Why the Massacre of Muslims in Sinai Was Too Extreme for al Qaeda
CNN/Stylemagazine.com Newswire | 11/27/2017, 2:24 p.m.
By Tim Lister, CNN
(CNN) -- It is unusual for militant Islamists to condemn terror attacks against "non-believers," but so grotesque was last Friday's onslaught in Egypt that several extremist groups have threatened revenge against its perpetrators.
While no one has yet claimed the attack, its location and method point to the Islamic State in Northern Sinai (ISNS), a group that has proved both ruthless and resilient in the face of the Egyptian military's attempts to crush it over the last four years.
More than 300 people were killed -- among them nearly 30 children -- as they attended prayers at the al Rawdah mosque near the Sinai town of Bir al-Abed. The mosque was associated with the Sufi tradition within Islam, which is regarded as apostasy by ISIS and by some in al Qaeda.
The Islamic State in Northern Sinai is an affiliate of ISIS and the most powerful jihadist group in Egypt -- but not the only one. Smaller militant factions closer to al Qaeda quickly distanced themselves from the mosque attack.
Jund al-Islam, which is regarded as pro-al Qaeda, declared that it was "a great sin and transgression to violate the sanctities of Muslims." It claims to have carried out an attack last month against ISNS, which it regards as "Khawarij" -- a term from the 8th century used to describe those who go against Islamic leaders and institutions.
Another militant group -- Ansar al-Islam -- offered condolences to the families of the victims of the massacre and said that God promised torment for anyone who killed a Muslim unjustly. In a statement issued on Saturday, it pledged to take revenge against the "transgressors who spilled the blood of the worshipers in a house of Allah."
Ansar al-Islam is well-organized and regarded as more aligned with al Qaeda than ISIS. It claimed responsibility for a devastating ambush of Egyptian troops in the western desert last month.
The group is led by Hisham Ashmawy, a former captain in the Egyptian special forces. Ashmawy belonged to the group in Sinai that preceded ISNS -- known as Ansar Beit al-Maqdis -- but he appears to have left when it became an affiliate of ISIS. Counter-terrorism analysts have said the split was both ideological and to do with personal rivalries.
The condemnation of the ISNS attack is evidence of the ever-widening enmity between ISIS affiliates and al Qaeda-inspired groups, and raises the question of whether the latter will begin to confront ISNS militarily as well as ideologically.
ISIS is doctrinaire about its definition of true Muslims, and has often warned that it would target the Sufi community. "Our focus lies in the war against polytheism and apostasy, and among those Sufism, sorcery and divination," said a spokesman in ISIS' online publication al-Naba a year ago.

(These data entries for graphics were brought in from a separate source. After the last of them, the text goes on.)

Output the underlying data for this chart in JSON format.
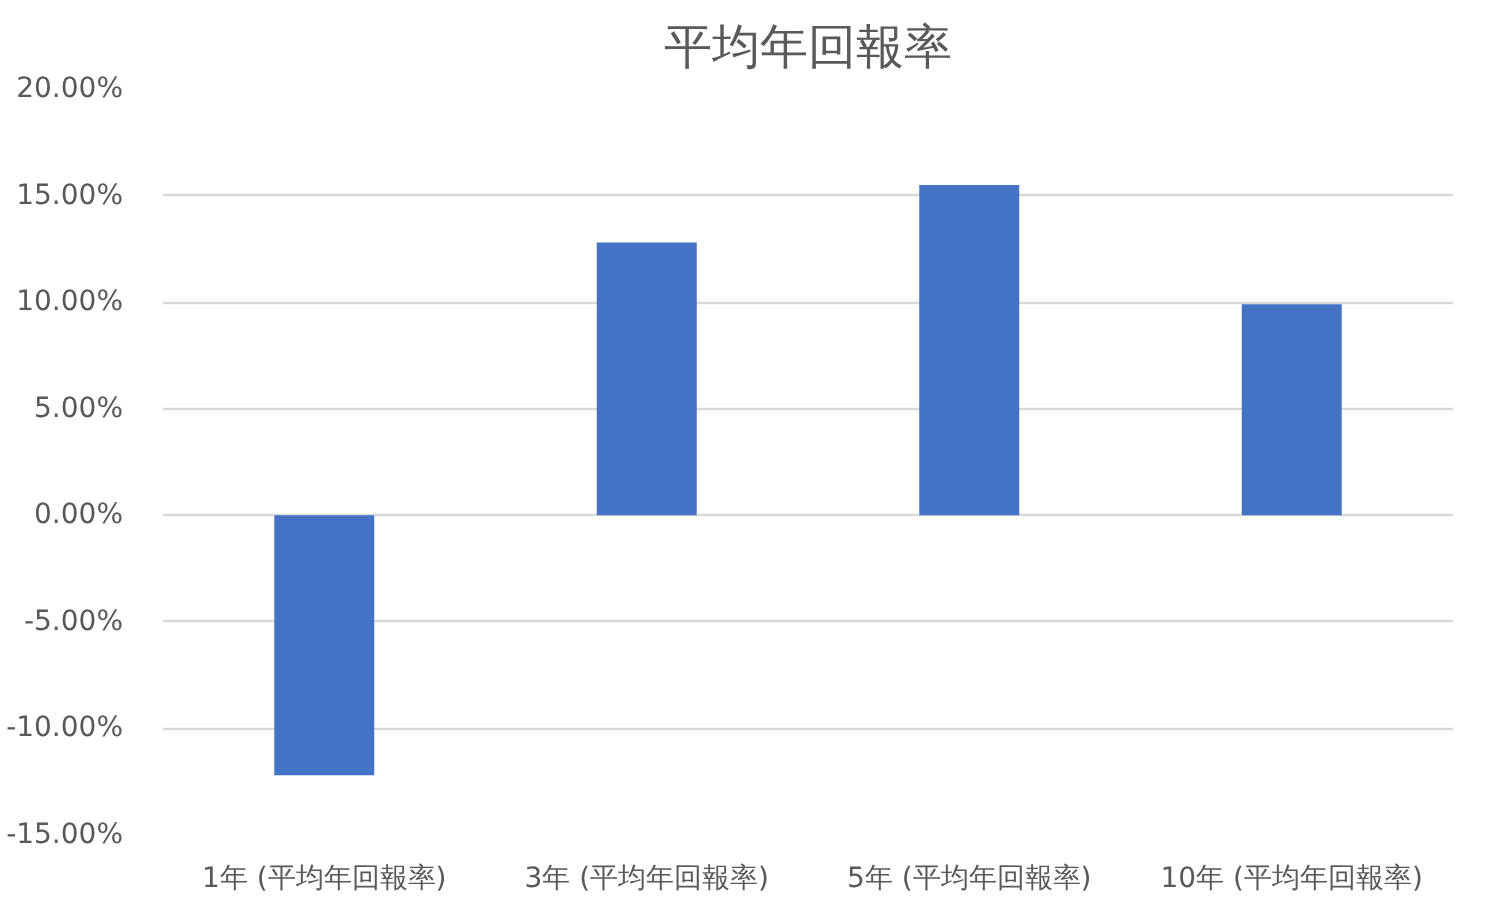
{
  "chart_data": {
    "type": "bar",
    "title": "平均年回報率",
    "categories": [
      "1年 (平均年回報率)",
      "3年 (平均年回報率)",
      "5年 (平均年回報率)",
      "10年 (平均年回報率)"
    ],
    "values": [
      -12.2,
      12.8,
      15.5,
      9.9
    ],
    "color": "#4472c4",
    "ylim": [
      -15,
      20
    ],
    "yticks": [
      {
        "value": -15,
        "label": "-15.00%"
      },
      {
        "value": -10,
        "label": "-10.00%"
      },
      {
        "value": -5,
        "label": "-5.00%"
      },
      {
        "value": 0,
        "label": "0.00%"
      },
      {
        "value": 5,
        "label": "5.00%"
      },
      {
        "value": 10,
        "label": "10.00%"
      },
      {
        "value": 15,
        "label": "15.00%"
      },
      {
        "value": 20,
        "label": "20.00%"
      }
    ],
    "grid": "y"
  }
}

The article even mentioned al Rawdah, yet the mosque appears to have had little protection.
ISIS is not alone among jihadi groups in targeting other Muslim denominations, and especially Sufis. Adherents of Boko Haram in Nigeria also see Sufism as apostasy. In Pakistan, Sufi shrines have come under frequent attack, most recently in February this year, when a suicide bombing claimed by ISIS killed at least 70 people. And when Islamist militants linked to al Qaeda briefly seized the city of Timbuktu in Mali in 2012, they demolished centuries-old Sufi mausoleums and libraries, several of which were UNESCO world heritage sites.